Les recherches effectuées par Human Rights Watch confirment qu’au Nigeria, la charia est utilisée à des fins politiques et que cette politisation de la religion a conduit à des violations des droits humains.23 L’application de la charia dans des dossiers criminels dans ces douze états a abouti à des amputations, des flagellations, des condamnations à mort, de la discrimination envers les femmes et des atteintes systématiques au droit à un procès équitable. Depuis 2000, au moins dix personnes ont été condamnées à mort ; des dizaines ont été condamnées à l’amputation ; et les flagellations sont fréquentes dans bon nombre d’endroits au nord. Ces problèmes ont soulevé l’attention de toute la communauté internationale en raison des cas fortement médiatisés de deux femmes, Safiya Hussaini et Amina Lawal, qui avaient été condamnées par des tribunaux appliquant la charia à être lapidées pour avoir prétendument commis un adultère. Bien que les peines de mort aient finalement été annulées, ces cas mettent en lumière la façon dont la charia peut être utilisée pour justifier de flagrantes violations des droits humains.
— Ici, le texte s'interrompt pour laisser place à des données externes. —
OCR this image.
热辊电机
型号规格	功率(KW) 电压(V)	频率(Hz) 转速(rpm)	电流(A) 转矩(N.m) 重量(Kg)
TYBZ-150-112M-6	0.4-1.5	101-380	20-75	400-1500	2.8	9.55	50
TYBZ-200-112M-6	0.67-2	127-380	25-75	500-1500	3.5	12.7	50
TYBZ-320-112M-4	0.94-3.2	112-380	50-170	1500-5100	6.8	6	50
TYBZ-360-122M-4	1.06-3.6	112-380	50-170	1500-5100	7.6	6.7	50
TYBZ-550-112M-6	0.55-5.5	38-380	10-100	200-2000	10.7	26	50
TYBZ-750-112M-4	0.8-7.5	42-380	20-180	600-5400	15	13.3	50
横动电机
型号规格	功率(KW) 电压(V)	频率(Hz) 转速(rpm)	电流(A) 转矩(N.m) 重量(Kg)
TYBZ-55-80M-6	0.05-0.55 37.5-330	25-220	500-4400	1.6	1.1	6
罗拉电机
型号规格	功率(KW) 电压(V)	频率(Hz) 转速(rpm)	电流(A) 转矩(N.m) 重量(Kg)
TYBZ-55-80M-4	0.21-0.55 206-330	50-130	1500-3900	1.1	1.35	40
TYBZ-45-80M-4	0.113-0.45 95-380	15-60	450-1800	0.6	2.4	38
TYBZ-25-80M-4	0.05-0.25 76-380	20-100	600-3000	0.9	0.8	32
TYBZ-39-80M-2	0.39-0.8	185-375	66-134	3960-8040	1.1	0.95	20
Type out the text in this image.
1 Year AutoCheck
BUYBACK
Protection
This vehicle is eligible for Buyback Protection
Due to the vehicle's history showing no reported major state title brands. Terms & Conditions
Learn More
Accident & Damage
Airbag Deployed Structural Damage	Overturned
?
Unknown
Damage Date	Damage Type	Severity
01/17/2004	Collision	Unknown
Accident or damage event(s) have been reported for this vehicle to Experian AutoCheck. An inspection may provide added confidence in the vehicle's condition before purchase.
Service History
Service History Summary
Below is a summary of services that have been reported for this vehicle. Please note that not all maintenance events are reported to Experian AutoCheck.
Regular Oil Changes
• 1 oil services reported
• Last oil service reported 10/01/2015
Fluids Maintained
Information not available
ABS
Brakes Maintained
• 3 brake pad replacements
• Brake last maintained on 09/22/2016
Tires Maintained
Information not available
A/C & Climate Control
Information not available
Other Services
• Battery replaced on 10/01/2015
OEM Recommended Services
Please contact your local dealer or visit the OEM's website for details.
La liberté d’expression menacée

Les autorités religieuses essaient depuis longtemps de “discipliner” la liberté d’expression lorsqu’elle contrarie les doctrines ou dogmes religieux. Le cas de Salman Rushdie en est un exemple idéal. Le 14 février 1989, suite à la publication en 1988 du livre de Rushdie Les Versets Sataniques, le leader politique et spirituel d’Iran, l’Ayatollah Khomeini, a émis un décret religieux appelant “tous les fidèles musulmans à exécuter l’auteur du livre ainsi que ses éditeurs qui étaient conscients de son contenu, afin que nul n’ose jamais plus insulter l’islam.” Ce cas illustre la difficulté qu’ont certaines communautés religieuses à concilier leurs croyances profondes et le droit à la liberté d’expression, lequel “s’applique non seulement aux ‘informations’ ou ‘idées’ qui sont accueillies favorablement, sont considérées inoffensives ou laissent indifférentes, mais également à celles qui offensent, choquent ou dérangent l’Etat ou tout secteur de la population.”24

Bien que l’appel au meurtre ait été rejeté par beaucoup des principaux leaders religieux islamiques qui l’ont condamné en disant qu’il violait la doctrine islamique du pardon, la plupart d’entre eux n’ont pas défendu le droit de Rushdie à la liberté d’expression et ont demandé d’interdire le livre. D’autres, bien sûr, ont appuyé la fatwa.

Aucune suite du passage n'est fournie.